Us Conductors by Sean Michaels. Portland, OR: Tin House Books, June 2014. 456 pages. $15.95 paperback.
For your reference, here is a YouTube playlist of theremin music.
Us Conductors is the debut novel of Sean Michaels, a Montreal-based writer and music critic. I became familiar with Michaels’ work through his blog Said the Gramophone, which combines obscure jpegs, streaming music, and creative prose. Much of my own music and writing tastes developed from this website; its annual .zip file of the year’s best songs plays on infinite repeat for my winter months. While studying for a writing degree in college, I looked to Said the Gramophone as an educative supplement, an ancillary, a calming track when the workshops and peer critiques grew exhausting. On approach Michaels’ novellooked to deliver the same lithe and deliberate style as his posts.
Us Conductors occupies a cross-genre hinterland: part biography, part epistolary novel, part fiction and nonfiction. It is the story of Leon Termen, Russian engineer, tinkerer, and inventor of the theremin, that whooshy wooey electronic instrument recognized today as the sound of an advancing UFO, or the rhythmic through line of the chorus in the Beach Boys hit “Good Vibrations.” The real Lev Sergevyich Termen, or Leon Theremin, lived from 1886 to 1993, and Clara Rockmore nee Reisenberg—the novel’s romantic interest—really was a virtuosic thereminist who died at 87 in 1998. On its disclaimer page, Us Conductors reads: “This book is mostly inventions.” Add the lyrics from Kate Bush and Jesus and Mary Chain as chapter titles and you have a book that defies any kind of elevator pitch. Michaels himself calls it “a sort of love story.”
In the novel, Termen invents the theremin in Russia in 1921 and is immediately swept up by the Kremlin and asked to tour the country because “these discoveries aren’t just for the academy […] they are for the people.” Demonstrating in front of Lenin is a tent pole moment for Termen, who, for the remainder of the book, appends “(May his memory be illuminated)” onto any mention of the communist Premier.
He meets Pash, the man who would become his handler. They travel to America, where they practice music and espionage in equal measure, Termen as a reluctant spy and Pash as a Soviet heavy. In the hold of a ship bound for Russia in 1938, Termen types his account of these adventures to his beloved Clara Rockmore, the greatest thermenist in the world.
When Termen is with Clara, the novel is like a Baz Lurhmann party scene. The story is luminous, quickened—“You smiled at me and I realized we had never been together like this, not in a place like this, a place without spotlights or hidden corners; a place where you are illuminated only as you are, as bright or as faded.”

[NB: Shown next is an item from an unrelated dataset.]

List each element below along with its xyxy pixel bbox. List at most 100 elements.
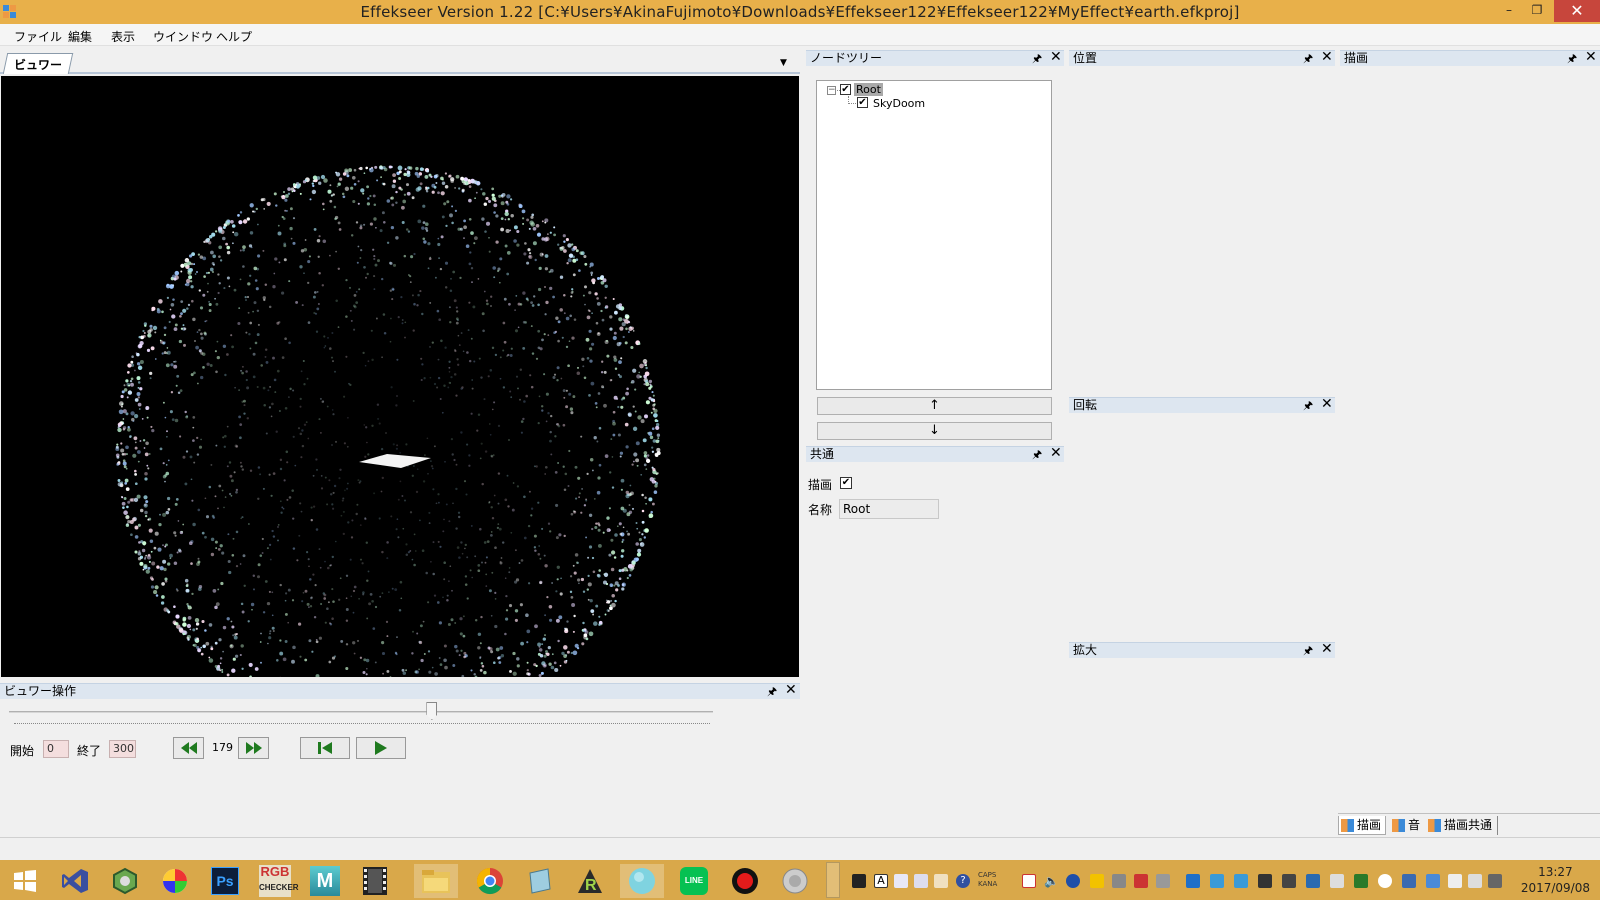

When Termen is with his Soviet handlers, the story becomes Werner Herzog voice-over.
Though there is espionage and intrigue, Us Conductors tempers and slows, mirroring the deep winters of the Motherland—“Now and then they asked me to steal, to take surreptitious photographs, but I bungled these, forgetting to remove the lens cap, taking the wrong document from the wrong folder. These lapses were neither deliberate nor accidental. I do not know what they were.”
Because the novel is written as a long form letter, the first meeting between Leon and Clara is a scene of reflexive beauty:
Outside the glass, the blizzard was infinite and slow. I remember breathing, and seeing you all breathing, chests rising and falling, under the shelter of my roof. I remember our shadows slanting by the lamps, and touching. My hands passed through the air and I looked at you, just a girl. Already, I knew: you were so many things. I tried to make the room tremble. I tried to make it sing. I think it sang.
Michaels has the ability to take an otherwise groaning setup—a man meets the love of his life in the twilight hours of a New York City snowstorm—and infuse it with an earnestness and poetry. Perhaps this is because Sean Michaels is a Canadian.
Us Conductors is the story of a man and his invention. The world moves faster than Termen can comprehend, and—over the course of 400 pages—Michaels himself conducts the dissonance between the Roaring Twenties and soviet gulags. Exiled, imprisoned, forced to work for the Motherland, Termen continues writing to Clara, and it is this devotion that founds the narrative. Sean Michaels has set his characters on a fragile board and filled them with unrealized hope. His words have within them a ceaseless waiting, like a hammer held above thin ice, or a sickle before the wheat fields.